We had a discussion of these issues in my group this week. Here are some topics raised by people in the group:
- Hardware availability (e.g. GPU machines) -- Even though we have some good modern GPU servers, cloud compute, and HPC farms, multiple team members still raised that a big limitation for them was the hardware ability to run many experiments quickly. I was honestly suprised by this. So, why might this still be the case?
- Option 1: Researchers' appetite is unbounded?? Possibly!
- Option 2: Our use of GPU machines is not very efficient, so we're not squeezing many experiments into our available resource? Possibly! But, importantly, we're in a research environment here, not a deployment environment, so there always has to be room for exploratory, badly-coded experiments; we don't want to spend our time on premature optimisation. It's good to avoid being wasteful, but not to waste all your time on optimisation.
- Option 3: There is existing resource, but it's hard to access? -- Yes, I think this is one issue. In my previous position and in my current position, the university provided a HPC system for everyone to log in and run many parallel jobs. In both places, students didn't use it, even though we tried to get them to. Why not? Probably it's the barrier-to-entry, the fact that dispatching jobs into a HPC system is hard to understand at first, and you also lose some benefits such as direct interaction with your running process (e.g. to visualise results, or to debug it interactively). --- How can we improve on this in future? We will have diverse resources - local, HPC, and cloud - and we want to lower the barriers to using all of them.
- Dataset formats -- Every dataset typically has its own idiosyncratic formatting, column names, etc. It's possible to advocate for standards (recently, I'm working with Audiovisual Core which standardises column names, and I like their philosophy of low-key harmonisation -- but realistically, I can't expect the majority of 3rd-party datasets EVER to follow my formatting wishes. As one person commented, "Writing the DataLoader can sometimes be the part that takes the most work!"
- One strategy to work around dataset formats is to structure your code with some "glue" files that do the following two things:
(1) Express basic information in a fixed format such as a simple JSON (e.g. the list of files);
(2) Apply custom data loading operations for that dataset in a python script (e.g. to load a particular file and its annotations).

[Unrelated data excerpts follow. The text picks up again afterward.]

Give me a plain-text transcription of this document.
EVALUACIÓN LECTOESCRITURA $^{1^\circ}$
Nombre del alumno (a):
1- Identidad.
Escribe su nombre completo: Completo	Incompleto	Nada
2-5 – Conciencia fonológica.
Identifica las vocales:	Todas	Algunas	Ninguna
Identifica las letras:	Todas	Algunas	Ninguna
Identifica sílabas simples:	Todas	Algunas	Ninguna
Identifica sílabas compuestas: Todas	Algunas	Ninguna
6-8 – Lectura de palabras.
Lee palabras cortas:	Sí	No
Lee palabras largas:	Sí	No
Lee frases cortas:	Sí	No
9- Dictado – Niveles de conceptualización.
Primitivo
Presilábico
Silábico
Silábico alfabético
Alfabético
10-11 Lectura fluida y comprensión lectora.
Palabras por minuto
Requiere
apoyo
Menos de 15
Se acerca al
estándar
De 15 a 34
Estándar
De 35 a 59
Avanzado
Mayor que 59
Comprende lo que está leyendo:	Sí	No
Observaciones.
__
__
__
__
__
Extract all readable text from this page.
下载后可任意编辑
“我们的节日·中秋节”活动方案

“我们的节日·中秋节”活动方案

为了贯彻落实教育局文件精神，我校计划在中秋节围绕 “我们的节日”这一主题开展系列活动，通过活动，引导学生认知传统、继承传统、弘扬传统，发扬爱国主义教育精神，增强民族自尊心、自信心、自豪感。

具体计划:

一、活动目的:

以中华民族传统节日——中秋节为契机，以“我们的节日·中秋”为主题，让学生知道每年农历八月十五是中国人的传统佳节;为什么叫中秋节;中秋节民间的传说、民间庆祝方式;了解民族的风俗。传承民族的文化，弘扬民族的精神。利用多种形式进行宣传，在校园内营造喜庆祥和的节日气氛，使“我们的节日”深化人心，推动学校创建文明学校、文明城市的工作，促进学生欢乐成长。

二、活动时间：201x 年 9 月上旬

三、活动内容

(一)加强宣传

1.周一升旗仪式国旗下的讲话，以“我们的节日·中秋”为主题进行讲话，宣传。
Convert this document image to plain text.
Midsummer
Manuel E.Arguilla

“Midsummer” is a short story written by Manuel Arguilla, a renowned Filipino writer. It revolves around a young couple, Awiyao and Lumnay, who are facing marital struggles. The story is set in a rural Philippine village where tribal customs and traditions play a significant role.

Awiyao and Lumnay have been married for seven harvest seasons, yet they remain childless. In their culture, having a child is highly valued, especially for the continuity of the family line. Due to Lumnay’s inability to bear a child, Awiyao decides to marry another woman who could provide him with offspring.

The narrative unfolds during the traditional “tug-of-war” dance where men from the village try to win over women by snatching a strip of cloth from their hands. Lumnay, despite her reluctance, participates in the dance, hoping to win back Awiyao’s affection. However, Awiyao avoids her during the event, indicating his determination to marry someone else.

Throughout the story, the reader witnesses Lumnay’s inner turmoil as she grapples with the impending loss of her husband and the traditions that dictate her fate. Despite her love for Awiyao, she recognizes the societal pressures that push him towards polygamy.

- Set your own intentions e.g. for the coming month, and - crucially for ML work - don't allow yourself to fiddle with every part of your workflow all at once. You could leave your dataset and feature-extraction constant even if you think it needs improving, and work only on the network, for now. This helps you to avoid falling off into the underworld of far-too-many options you could tweak, and make sure you can compare some experiments against each other.
- Experiment management frameworks such as MLFlow: we don't really use these, but it's worth dabbling with them to see if they can help us, without us getting trapped inside their way of doing things. Weights And Biases is a related framework for tracking experiments, popular with some of our team.
- ACTION: we're going to dabble more with MLflow in our experimental work.
- Getting started as a new student/researcher is hard, finding how to code basic things, how to access datasets, how to store ML models and results. In many university research groups we don't provide very structured induction for this kind of thing. We're never going to be as structured as a commercial AI company, partly because we need the freedom to explore completely different workflows and ideas, but some sort of ML developer starter's pack would be good!
- ACTION: We'll draft something, e.g. in a wiki. We'll start with something as simple as a list of useful python packages.
Note that out of these topics raised by my research team, they correspond to items 3+4+5 in this nice list of "Tips for setting up code management in a research lab" -- I can't find the original link but I think it maybe came from Patrick Mineault.